A new set of competitive pressures through correction in the demand-supply imbalance, as indicated earlier, will lead to improved choices for travelers and this will lead to fragmentation of demand. Sales and marketing management will require deployment of higher no: of resources and distribution costs are likely to go up. In a fragmented market environment, the rate adjustment factor will be comparatively lower for hotels with a mid market orientation and these hotels are expected to effectively capture demand from their primary feeder markets. Rate adjustments coupled with fragmentation in demand will make effective demand capture challenging, especially for hotels with large inventories in micro markets with high supply of newer rooms.

The Big Four will continue to remain high…

Historically, improved revenue delivery and the demand supply imbalance lead to profit optimization, going forward profitability will be a function of internal cost management efficiencies and the capacity of the asset to convert a significant portion of its fixed cost to variable costs.

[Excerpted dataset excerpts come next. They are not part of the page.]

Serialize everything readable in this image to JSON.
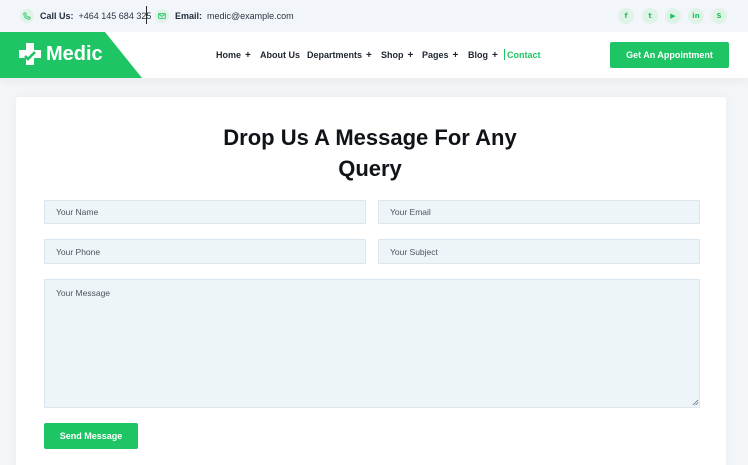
{
  "topbar": {
    "phone_label": "Call Us:",
    "phone_value": "+464 145 684 325",
    "email_label": "Email:",
    "email_value": "medic@example.com",
    "phone_icon": "phone-icon",
    "email_icon": "envelope-icon",
    "socials": [
      {
        "icon": "facebook-icon",
        "glyph": "f"
      },
      {
        "icon": "twitter-icon",
        "glyph": "t"
      },
      {
        "icon": "youtube-icon",
        "glyph": "▶"
      },
      {
        "icon": "linkedin-icon",
        "glyph": "in"
      },
      {
        "icon": "skype-icon",
        "glyph": "S"
      }
    ]
  },
  "header": {
    "logo_text": "Medic",
    "nav": [
      {
        "label": "Home",
        "has_submenu": true
      },
      {
        "label": "About Us",
        "has_submenu": false
      },
      {
        "label": "Departments",
        "has_submenu": true
      },
      {
        "label": "Shop",
        "has_submenu": true
      },
      {
        "label": "Pages",
        "has_submenu": true
      },
      {
        "label": "Blog",
        "has_submenu": true
      },
      {
        "label": "Contact",
        "has_submenu": false,
        "active": true
      }
    ],
    "plus_glyph": "+",
    "cta_label": "Get An Appointment"
  },
  "form": {
    "title_line1": "Drop Us A Message For Any",
    "title_line2": "Query",
    "name_placeholder": "Your Name",
    "email_placeholder": "Your Email",
    "phone_placeholder": "Your Phone",
    "subject_placeholder": "Your Subject",
    "message_placeholder": "Your Message",
    "submit_label": "Send Message"
  },
  "colors": {
    "accent": "#1fc564",
    "accent_light": "#dff3e6",
    "field_bg": "#eef5f9",
    "page_bg": "#f3f6f9"
  }
}
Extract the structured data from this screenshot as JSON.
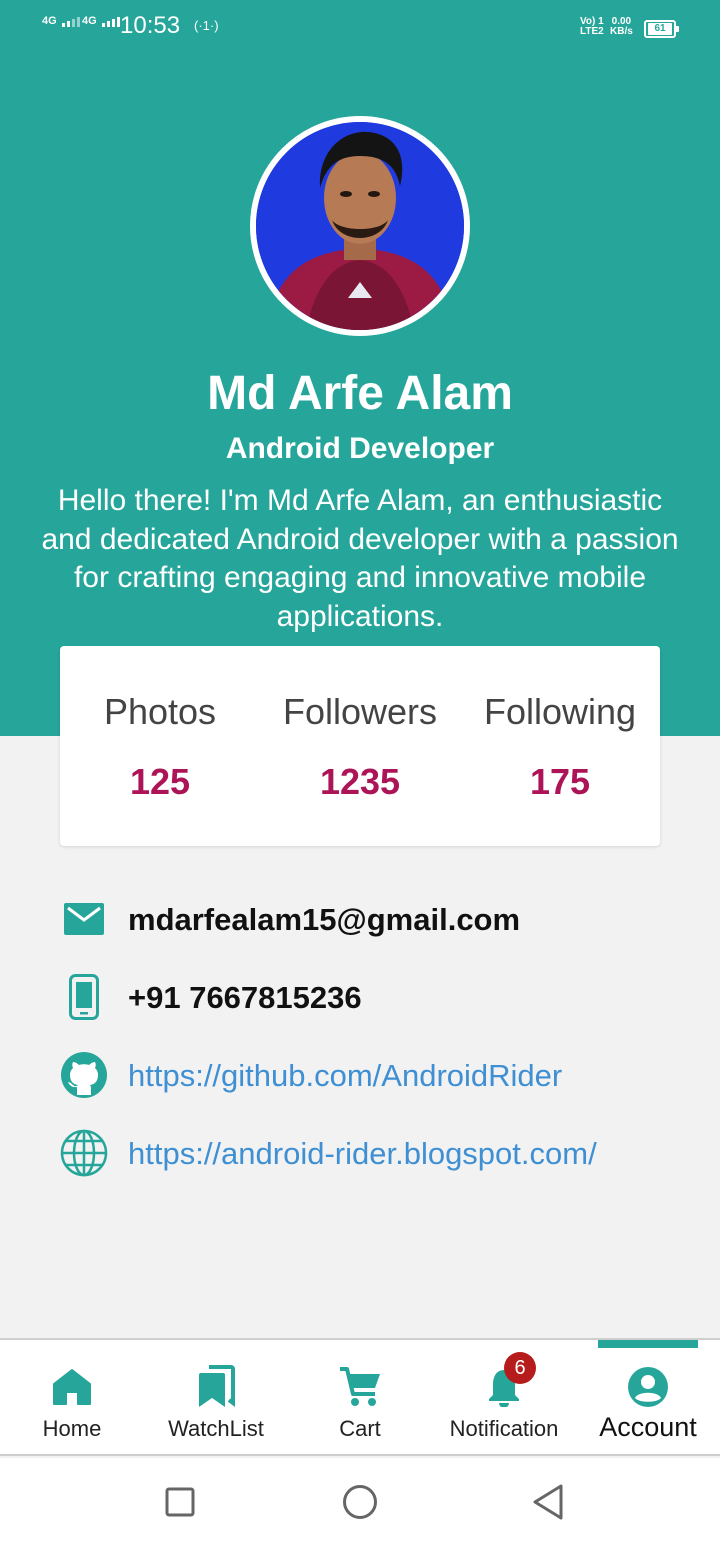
{
  "status_bar": {
    "sim1": "4G",
    "sim2": "4G",
    "time": "10:53",
    "hotspot": "(·1·)",
    "volte_top": "Vo) 1",
    "volte_bottom": "LTE2",
    "speed_value": "0.00",
    "speed_unit": "KB/s",
    "battery": "61"
  },
  "profile": {
    "name": "Md Arfe Alam",
    "role": "Android Developer",
    "bio": "Hello there! I'm Md Arfe Alam, an enthusiastic and dedicated Android developer with a passion for crafting engaging and innovative mobile applications."
  },
  "stats": [
    {
      "label": "Photos",
      "value": "125"
    },
    {
      "label": "Followers",
      "value": "1235"
    },
    {
      "label": "Following",
      "value": "175"
    }
  ],
  "contacts": {
    "email": "mdarfealam15@gmail.com",
    "phone": "+91 7667815236",
    "github": "https://github.com/AndroidRider",
    "website": "https://android-rider.blogspot.com/"
  },
  "bottom_nav": {
    "items": [
      {
        "label": "Home",
        "icon": "home-icon"
      },
      {
        "label": "WatchList",
        "icon": "bookmarks-icon"
      },
      {
        "label": "Cart",
        "icon": "cart-icon"
      },
      {
        "label": "Notification",
        "icon": "bell-icon"
      },
      {
        "label": "Account",
        "icon": "account-icon"
      }
    ],
    "active": "Account",
    "notification_badge": "6"
  },
  "colors": {
    "primary": "#26a69a",
    "stat_value": "#ad1457",
    "link": "#3e8fd3",
    "badge": "#b71c1c"
  }
}
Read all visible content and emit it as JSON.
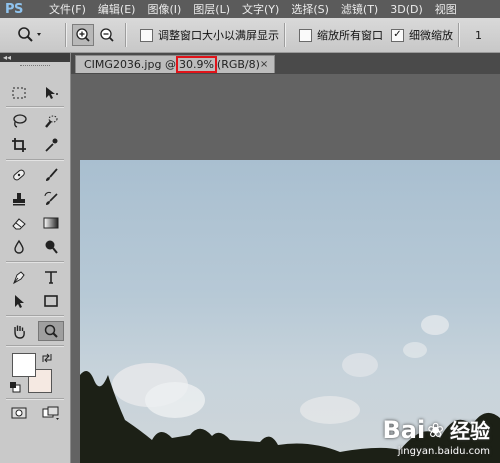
{
  "app": {
    "logo": "PS"
  },
  "menu": [
    "文件(F)",
    "编辑(E)",
    "图像(I)",
    "图层(L)",
    "文字(Y)",
    "选择(S)",
    "滤镜(T)",
    "3D(D)",
    "视图"
  ],
  "options": {
    "resize_windows": {
      "label": "调整窗口大小以满屏显示",
      "checked": false
    },
    "zoom_all_windows": {
      "label": "缩放所有窗口",
      "checked": false
    },
    "scrubby_zoom": {
      "label": "细微缩放",
      "checked": true
    },
    "extra_button": "1"
  },
  "panel": {
    "collapse_label": "◂◂"
  },
  "document": {
    "filename": "CIMG2036.jpg @",
    "zoom": "30.9%",
    "mode": "(RGB/8)",
    "close": "×"
  },
  "colors": {
    "foreground": "#ffffff",
    "background": "#f5e9e2",
    "highlight": "#e0141a"
  },
  "watermark": {
    "brand_a": "Bai",
    "brand_b": "经验",
    "url": "jingyan.baidu.com"
  }
}
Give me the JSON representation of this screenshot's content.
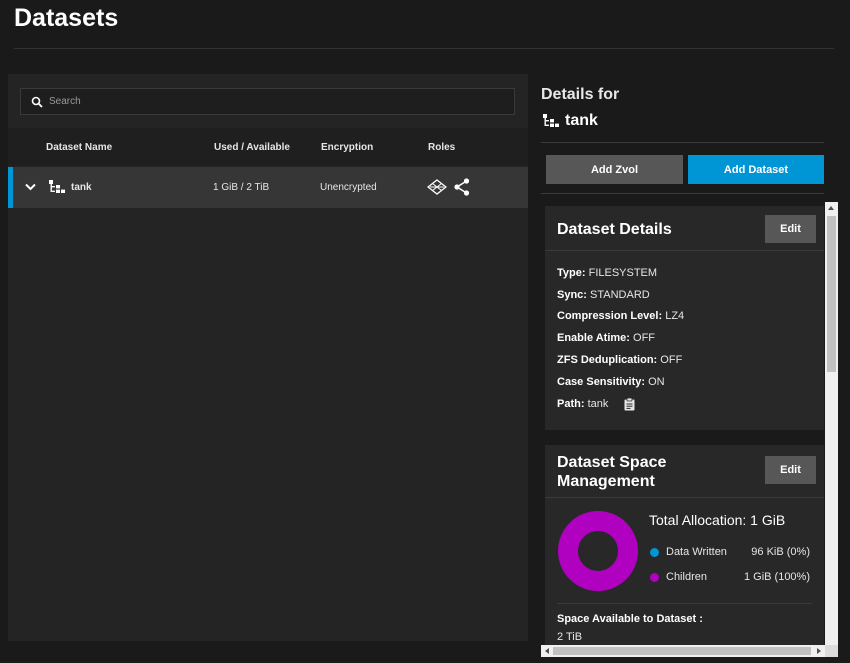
{
  "page": {
    "title": "Datasets"
  },
  "search": {
    "placeholder": "Search"
  },
  "table": {
    "headers": {
      "name": "Dataset Name",
      "used": "Used / Available",
      "encryption": "Encryption",
      "roles": "Roles"
    },
    "rows": [
      {
        "name": "tank",
        "used": "1 GiB / 2 TiB",
        "encryption": "Unencrypted"
      }
    ]
  },
  "details": {
    "heading": "Details for",
    "name": "tank",
    "add_zvol": "Add Zvol",
    "add_dataset": "Add Dataset"
  },
  "dataset_details": {
    "title": "Dataset Details",
    "edit": "Edit",
    "fields": [
      {
        "label": "Type:",
        "value": "FILESYSTEM"
      },
      {
        "label": "Sync:",
        "value": "STANDARD"
      },
      {
        "label": "Compression Level:",
        "value": "LZ4"
      },
      {
        "label": "Enable Atime:",
        "value": "OFF"
      },
      {
        "label": "ZFS Deduplication:",
        "value": "OFF"
      },
      {
        "label": "Case Sensitivity:",
        "value": "ON"
      },
      {
        "label": "Path:",
        "value": "tank"
      }
    ]
  },
  "space_management": {
    "title_line1": "Dataset Space",
    "title_line2": "Management",
    "edit": "Edit",
    "total_allocation": "Total Allocation:  1 GiB",
    "legend": [
      {
        "name": "Data Written",
        "value": "96 KiB (0%)",
        "color": "#0095d5"
      },
      {
        "name": "Children",
        "value": "1 GiB (100%)",
        "color": "#b000c0"
      }
    ],
    "available_label": "Space Available to Dataset :",
    "available_value": "2 TiB"
  },
  "colors": {
    "accent": "#0095d5",
    "donut": "#b000c0"
  }
}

Payroll, Input & Raw Material costs, POM Costs and Energy costs comprise approx. 80% of the fixed costs for a typical hotel and the big four are likely to go up in the short to mid-term.

Our Long Term View

The hotel industry in India exhibits cyclical performance every 8 to 9 years. There is strong industry sentiment that the worst days are behind us and with demand coming back, slowly but surely, the revenue performance and profitability margins will improve over the next 3 – 5 years. At Prognosis, we are of the opinion that going forward there will be a paradigm shift in the management of hotels. Profitability will be a driven by a combination of innovative and proactive management strategies as against demand-supply imbalances. The key factors highlighted above are likely to be responsible for positive tectonic shifts which will define the new paradigms in management of revenue performance and profitability management for the hospitality industry.